Hintergrund ist, wir haben eine Klasse hier bei uns, die vor int-Konstanten nur so überläuft (über 100 oder 200) und an Hand dieser Konstanten wird bisher in einer Switchanweilsung entschieden wie weiter verfahren werden soll. Ich würde das ganze jetzt gern umstellen und etwas dynamischer arbeiten, da es bis jetzt bei jedem neuen Fall auch immer eine neue Konstante gibt. Das ist meiner Meinung nach nicht so Sinn der Sache. Problem ist nur wir müssten dann von ints wechseln auf Strings, was dann ja dazu führt, dass wir kein switch mehr verwenden können. Deshalb meine Frage ...   
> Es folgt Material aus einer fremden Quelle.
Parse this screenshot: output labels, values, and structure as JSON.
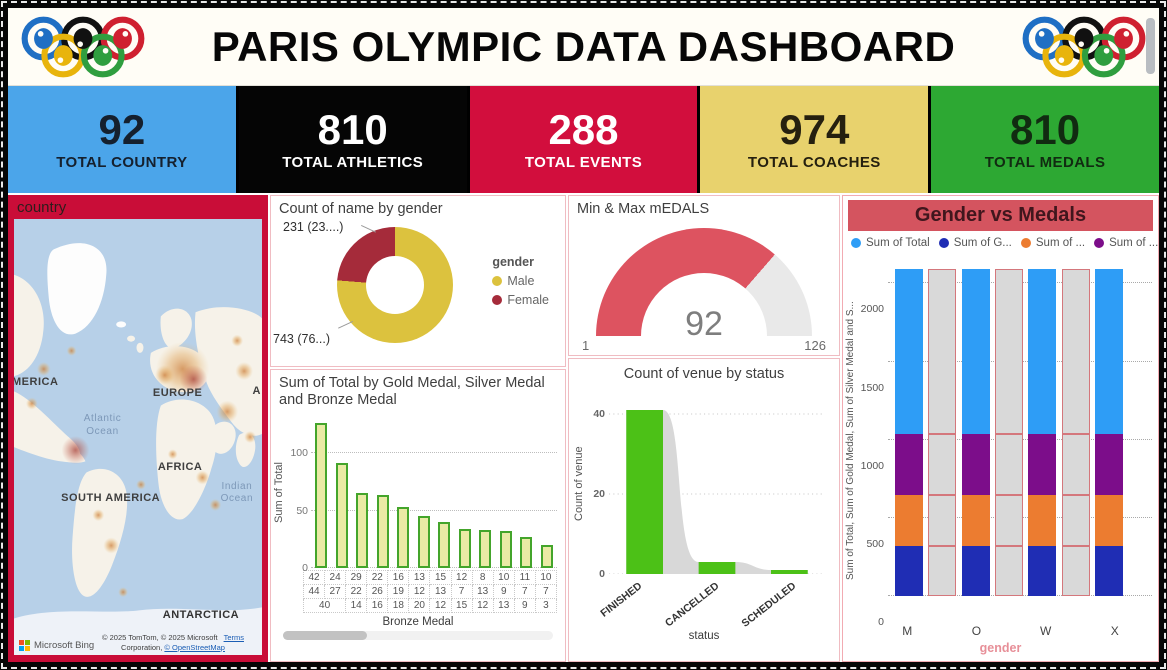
{
  "header": {
    "title": "PARIS OLYMPIC DATA DASHBOARD"
  },
  "kpis": [
    {
      "value": "92",
      "label": "TOTAL COUNTRY",
      "bg": "#4ba5ea",
      "fg": "#15202e"
    },
    {
      "value": "810",
      "label": "TOTAL ATHLETICS",
      "bg": "#050505",
      "fg": "#ffffff"
    },
    {
      "value": "288",
      "label": "TOTAL EVENTS",
      "bg": "#d20e3d",
      "fg": "#ffffff"
    },
    {
      "value": "974",
      "label": "TOTAL COACHES",
      "bg": "#e8d26d",
      "fg": "#25200f"
    },
    {
      "value": "810",
      "label": "TOTAL MEDALS",
      "bg": "#2da833",
      "fg": "#112b11"
    }
  ],
  "map_panel": {
    "title": "country",
    "labels": {
      "north_america": "MERICA",
      "europe": "EUROPE",
      "africa": "AFRICA",
      "south_america": "SOUTH AMERICA",
      "antarctica": "ANTARCTICA",
      "asia_partial": "A",
      "atlantic": "Atlantic Ocean",
      "indian": "Indian Ocean"
    },
    "logo_text": "Microsoft Bing",
    "attribution1": "© 2025 TomTom, © 2025 Microsoft",
    "terms": "Terms",
    "attribution2": "Corporation,",
    "osm": "© OpenStreetMap"
  },
  "chart_data": [
    {
      "type": "pie",
      "variant": "donut",
      "title": "Count of name by gender",
      "legend_title": "gender",
      "legend_position": "right",
      "labels": [
        "Male",
        "Female"
      ],
      "values": [
        743,
        231
      ],
      "data_labels": [
        "743 (76...)",
        "231 (23....)"
      ],
      "colors": [
        "#dcc23e",
        "#a52b3a"
      ]
    },
    {
      "type": "gauge",
      "title": "Min & Max mEDALS",
      "value": 92,
      "min": 1,
      "max": 126,
      "value_label": "92",
      "min_label": "1",
      "max_label": "126",
      "colors": {
        "fill": "#dd5360",
        "track": "#e9e9e9",
        "value_text": "#7e7e7e"
      }
    },
    {
      "type": "bar",
      "title": "Sum of Total by Gold Medal, Silver Medal and Bronze Medal",
      "ylabel": "Sum of Total",
      "xlabel": "Bronze Medal",
      "yticks": [
        0,
        50,
        100
      ],
      "ymax": 130,
      "grid": true,
      "values": [
        126,
        91,
        65,
        64,
        53,
        45,
        40,
        34,
        33,
        32,
        27,
        20
      ],
      "axis_matrix": {
        "bronze": [
          "42",
          "24",
          "29",
          "22",
          "16",
          "13",
          "15",
          "12",
          "8",
          "10",
          "11",
          "10"
        ],
        "silver": [
          "44",
          "27",
          "22",
          "26",
          "19",
          "12",
          "13",
          "7",
          "13",
          "9",
          "7",
          "7"
        ],
        "gold": [
          {
            "t": "40",
            "span": 2
          },
          {
            "t": "14"
          },
          {
            "t": "16"
          },
          {
            "t": "18"
          },
          {
            "t": "20"
          },
          {
            "t": "12"
          },
          {
            "t": "15"
          },
          {
            "t": "12"
          },
          {
            "t": "13"
          },
          {
            "t": "9"
          },
          {
            "t": "3"
          }
        ]
      },
      "colors": {
        "fill": "#eaeaa5",
        "border": "#44a52b"
      }
    },
    {
      "type": "bar",
      "variant": "bar-with-area",
      "title": "Count of venue by status",
      "categories": [
        "FINISHED",
        "CANCELLED",
        "SCHEDULED"
      ],
      "values": [
        41,
        3,
        1
      ],
      "ylabel": "Count of venue",
      "xlabel": "status",
      "yticks": [
        0,
        20,
        40
      ],
      "ymax": 44,
      "grid": true,
      "colors": {
        "bar": "#4cc117",
        "area": "#d8d8d8"
      }
    },
    {
      "type": "bar",
      "variant": "stacked-column",
      "title": "Gender vs Medals",
      "categories": [
        "M",
        "O",
        "W",
        "X"
      ],
      "series": [
        {
          "name": "Sum of G...",
          "color": "#1f2db4",
          "values": [
            320,
            320,
            320,
            320
          ]
        },
        {
          "name": "Sum of ...",
          "color": "#ec7c30",
          "values": [
            325,
            325,
            325,
            325
          ]
        },
        {
          "name": "Sum of ...",
          "color": "#7c0d8a",
          "values": [
            395,
            395,
            395,
            395
          ]
        },
        {
          "name": "Sum of Total",
          "color": "#2e9df6",
          "values": [
            1050,
            1050,
            1050,
            1050
          ]
        }
      ],
      "legend": [
        {
          "label": "Sum of Total",
          "color": "#2e9df6"
        },
        {
          "label": "Sum of G...",
          "color": "#1f2db4"
        },
        {
          "label": "Sum of ...",
          "color": "#ec7c30"
        },
        {
          "label": "Sum of ...",
          "color": "#7c0d8a"
        }
      ],
      "ylabel": "Sum of Total, Sum of Gold Medal, Sum of Silver Medal and S...",
      "xlabel": "gender",
      "yticks": [
        0,
        500,
        1000,
        1500,
        2000
      ],
      "ymax": 2150,
      "grid": true,
      "ghost_columns": true,
      "colors": {
        "ghost": "#d9d9d9",
        "ghost_border": "#d4777c",
        "banner": "#d4545f",
        "banner_text": "#40161d"
      }
    }
  ]
}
Danke schon jetzt für die Antworten.

Gruß
Eminent


----------



## AlArenal (7. Feb 2006)

Wenn, dann bitte if-else-if mit switch vergleichen 

Bei deiner Problemstellung würde ich lieber mal das grundsätzliche Klassen-/Anwendungsdesign hinterfragen. Da liegt nämlich eher der Hund begraben. Deine Eingangsfrage ist nur eine Folge davon...


----------



## Bleiglanz (7. Feb 2006)

switch ist schneller, weil "Sprungtabelle"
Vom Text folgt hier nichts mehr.